Note that no practical algorithm can compute the optimal AC as this
requires an oracle that knows the quality information of every session
\emph{after} the prediction takes place. However, the optimal AC
reflects the best possible prediction that one can make based on the
historical data. Next, we use empirical analysis over our data sets to
evaluate the characteristics of the optimal ACs.  We make the following observations:

\begin{figure}[h!]
\centering
\subfigure[Distribution of coverage of top five optimal ACs (w.r.t.\ average bitrate).]
{
        \includegraphics[width=0.4\textwidth]{figures/optimal_AC_distribution.pdf}
}
\subfigure[Optimal AC prevalence.]
{
        \includegraphics[width=0.24\textwidth]{figures/optimal-prevalence.pdf}
}
\hspace{-0.6cm}
\subfigure[Optimal AC persistence.]
{
        \includegraphics[width=0.24\textwidth]{figures/optimal-persistence.pdf}
}
\tightcaption{Dynamics of the optimal AC. (a) the coverage of optimal ACs (for each AC, the fraction of sessions for which this AC is the optimal AC). (b) the prevalence of the (session under prediction, optimal AC) tuples (the fraction of time that the finest granularity AC corresponds to the optimal AC). (c) the persistence of the (session under prediction, optimal AC) tuple (i.e., the longest continuous duration where a finest granularity AC corresponds to the optimal AC).}
\label{fig:optimal-ac-dynamics}
\end{figure}


\begin{packeditemize}
	\item {\it There is no single optimal AC:} Figure~\ref{fig:optimal-ac-dynamics}-(a) shows the coverage of different optimal ACs, i.e., the fraction of sessions under prediction for which a given AC is its optimal one. Note that there is no single optimal AC that covers most sessions. For example, the finest granularity AC covers only about 20\% of all sessions, and no single attribute AC is among the top 5 in terms of coverage. 
%This implies that the optimal ACs are often in between.
	\item {\it There is no temporally prevalent optimal AC:} Figure~\ref{fig:optimal-ac-dynamics}-(b) shows the session-level prevalence of an optimal AC, i.e., the fraction of time a session has the same AC as its optimal AC. Note that $70\%$ of (session, optimal AC) pairs only last for less than $20\%$ of time.

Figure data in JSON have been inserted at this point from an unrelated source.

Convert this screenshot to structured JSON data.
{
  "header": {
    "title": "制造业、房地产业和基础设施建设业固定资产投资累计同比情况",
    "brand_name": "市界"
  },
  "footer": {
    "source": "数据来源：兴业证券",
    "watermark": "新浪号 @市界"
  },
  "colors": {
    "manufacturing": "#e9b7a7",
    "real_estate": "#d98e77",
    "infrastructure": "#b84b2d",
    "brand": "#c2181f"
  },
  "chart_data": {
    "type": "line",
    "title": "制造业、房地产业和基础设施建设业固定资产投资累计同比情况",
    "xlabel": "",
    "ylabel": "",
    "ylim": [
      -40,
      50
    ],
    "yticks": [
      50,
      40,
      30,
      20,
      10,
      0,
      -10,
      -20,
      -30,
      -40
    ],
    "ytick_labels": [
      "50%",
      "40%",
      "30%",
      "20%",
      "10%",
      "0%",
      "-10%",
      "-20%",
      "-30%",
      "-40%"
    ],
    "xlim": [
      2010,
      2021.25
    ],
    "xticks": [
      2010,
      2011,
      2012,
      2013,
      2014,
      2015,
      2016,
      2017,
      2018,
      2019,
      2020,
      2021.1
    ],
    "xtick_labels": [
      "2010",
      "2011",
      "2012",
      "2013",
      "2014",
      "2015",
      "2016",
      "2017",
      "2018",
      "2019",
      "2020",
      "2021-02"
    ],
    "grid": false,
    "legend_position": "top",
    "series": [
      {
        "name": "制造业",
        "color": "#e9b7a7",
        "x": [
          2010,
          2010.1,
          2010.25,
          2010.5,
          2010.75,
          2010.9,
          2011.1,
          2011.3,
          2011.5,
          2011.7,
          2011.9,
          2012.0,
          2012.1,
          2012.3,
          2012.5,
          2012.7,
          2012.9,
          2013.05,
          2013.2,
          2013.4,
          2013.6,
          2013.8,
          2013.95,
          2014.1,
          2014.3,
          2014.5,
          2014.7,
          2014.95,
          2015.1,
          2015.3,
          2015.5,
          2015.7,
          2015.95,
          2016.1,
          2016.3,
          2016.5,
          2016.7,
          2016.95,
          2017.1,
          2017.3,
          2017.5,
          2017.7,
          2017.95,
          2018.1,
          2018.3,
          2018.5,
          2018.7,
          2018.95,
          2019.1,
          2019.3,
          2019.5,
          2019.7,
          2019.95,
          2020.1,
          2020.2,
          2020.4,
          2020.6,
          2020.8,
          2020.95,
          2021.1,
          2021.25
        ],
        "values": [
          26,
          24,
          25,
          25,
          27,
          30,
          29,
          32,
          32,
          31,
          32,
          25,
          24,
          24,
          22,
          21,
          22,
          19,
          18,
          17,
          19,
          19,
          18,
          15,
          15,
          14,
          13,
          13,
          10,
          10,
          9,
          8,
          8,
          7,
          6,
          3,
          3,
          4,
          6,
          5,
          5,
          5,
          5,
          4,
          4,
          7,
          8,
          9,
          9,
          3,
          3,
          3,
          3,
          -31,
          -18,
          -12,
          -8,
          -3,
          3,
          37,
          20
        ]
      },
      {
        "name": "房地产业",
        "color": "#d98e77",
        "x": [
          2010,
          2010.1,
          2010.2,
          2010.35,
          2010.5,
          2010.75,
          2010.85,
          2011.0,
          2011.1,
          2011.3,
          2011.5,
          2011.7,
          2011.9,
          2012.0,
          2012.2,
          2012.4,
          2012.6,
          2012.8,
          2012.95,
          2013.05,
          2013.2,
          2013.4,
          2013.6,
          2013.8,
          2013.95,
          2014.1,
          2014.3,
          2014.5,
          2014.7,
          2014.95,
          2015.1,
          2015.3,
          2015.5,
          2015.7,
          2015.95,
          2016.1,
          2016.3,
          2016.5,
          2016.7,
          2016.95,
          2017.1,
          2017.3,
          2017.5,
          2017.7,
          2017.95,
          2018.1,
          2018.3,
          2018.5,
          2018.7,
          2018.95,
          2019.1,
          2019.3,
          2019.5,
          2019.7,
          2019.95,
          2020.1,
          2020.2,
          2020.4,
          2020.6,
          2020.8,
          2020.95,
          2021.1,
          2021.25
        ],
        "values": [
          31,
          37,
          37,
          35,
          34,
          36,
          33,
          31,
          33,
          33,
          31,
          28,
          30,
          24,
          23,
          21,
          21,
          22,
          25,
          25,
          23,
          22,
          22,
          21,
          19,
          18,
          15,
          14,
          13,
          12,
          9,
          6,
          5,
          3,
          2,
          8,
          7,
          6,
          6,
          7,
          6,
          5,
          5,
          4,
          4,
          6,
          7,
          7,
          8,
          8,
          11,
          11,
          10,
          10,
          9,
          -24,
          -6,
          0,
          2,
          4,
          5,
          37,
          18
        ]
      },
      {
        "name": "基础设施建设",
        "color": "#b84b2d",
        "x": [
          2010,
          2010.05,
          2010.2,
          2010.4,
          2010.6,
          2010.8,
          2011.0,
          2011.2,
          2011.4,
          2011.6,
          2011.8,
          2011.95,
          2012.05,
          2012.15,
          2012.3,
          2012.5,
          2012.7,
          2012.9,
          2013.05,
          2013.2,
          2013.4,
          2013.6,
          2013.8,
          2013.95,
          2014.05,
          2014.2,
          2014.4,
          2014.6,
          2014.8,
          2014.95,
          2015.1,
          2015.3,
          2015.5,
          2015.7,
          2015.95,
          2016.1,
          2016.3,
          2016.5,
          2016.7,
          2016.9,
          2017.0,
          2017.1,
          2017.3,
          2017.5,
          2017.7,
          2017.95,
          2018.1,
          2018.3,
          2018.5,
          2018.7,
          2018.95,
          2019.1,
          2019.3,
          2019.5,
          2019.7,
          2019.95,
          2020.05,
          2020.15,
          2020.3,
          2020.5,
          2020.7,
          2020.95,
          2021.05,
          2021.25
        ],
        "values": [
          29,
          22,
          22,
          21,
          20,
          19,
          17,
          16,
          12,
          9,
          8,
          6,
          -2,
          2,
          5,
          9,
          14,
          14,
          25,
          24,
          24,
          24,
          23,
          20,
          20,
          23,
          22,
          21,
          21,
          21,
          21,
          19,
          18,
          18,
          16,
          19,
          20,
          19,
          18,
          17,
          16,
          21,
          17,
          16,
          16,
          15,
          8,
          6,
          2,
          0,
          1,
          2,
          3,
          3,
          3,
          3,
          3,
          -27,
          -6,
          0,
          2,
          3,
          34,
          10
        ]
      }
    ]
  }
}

This implies that there is no single or a small set of optimal ACs that can cover most of sessions.
	\item {\it Optimal ACs are highly dynamic over time:} Figure~\ref{fig:optimal-ac-dynamics}-(c) shows the session-level persistence an optimal AC, i.e., the longest continuous duration where a session under prediction has the same optimal AC. Only 40\% of (session, optimal AC) tuples last for more than 10 minutes. This suggests that even with a reactive strategy it will be challenging to dynamically track the optimal ACs.
\end{packeditemize}

To conclude, we find that the optimal AC (the aggregation that gives minimal prediction error) is in many cases neither the finest nor the coarsest one, and, in addition, is highly dynamic. This makes the design of a practical prediction algorithm highly challenging.